Crimean leader Sergei Aksyonov acknowledged Thursday that several Crimean Tatars had disappeared since Russia annexed the peninsula from Ukraine in March, and seemed to shrug off concerns of foul play.
Human rights activists have warned that the men may have been kidnapped and that the disappearances are part of a repression campaign against the peninsula's Tatar population, who largely opposed the annexation.
Aksyonov cautioned against jumping to any conclusions about kidnappings, saying at a news conference in Moscow on Thursday that "in some cases these [disappeared] people were people who had been fighting in Syria," TASS news agency reported.
He did not elaborate on which individuals he was referring to, but said investigators were looking into the circumstances of each disappearance.
"I visited the parents of those guys who have disappeared. I can say that this is not a mass phenomenon. There are also cases of people of Slavic appearance disappearing. From the Crimean Tatar population, a total of four people have disappeared without a trace," Aksyonov said.

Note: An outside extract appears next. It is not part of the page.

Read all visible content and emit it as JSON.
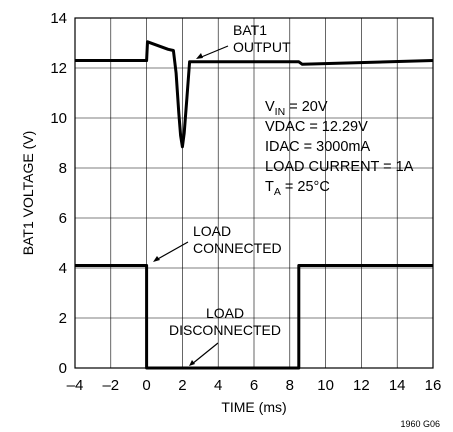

Aksyonov made the comments two days after President Vladimir Putin said he was unaware of any disappearances in Crimea.
"This is the first time I'm hearing that there have been disappearances of people there," Putin said at a meeting with human rights activists Tuesday, promising to look into the matter.
In early October, the Investigative Committee in Crimea opened a criminal case into the disappearance of two Crimean Tatars who went missing at the end of September. Radio Liberty cited witnesses as saying that the men, Islam Dzhepparov and Islam Dzhevdet, were snatched off the street and forced into a car by unknown men.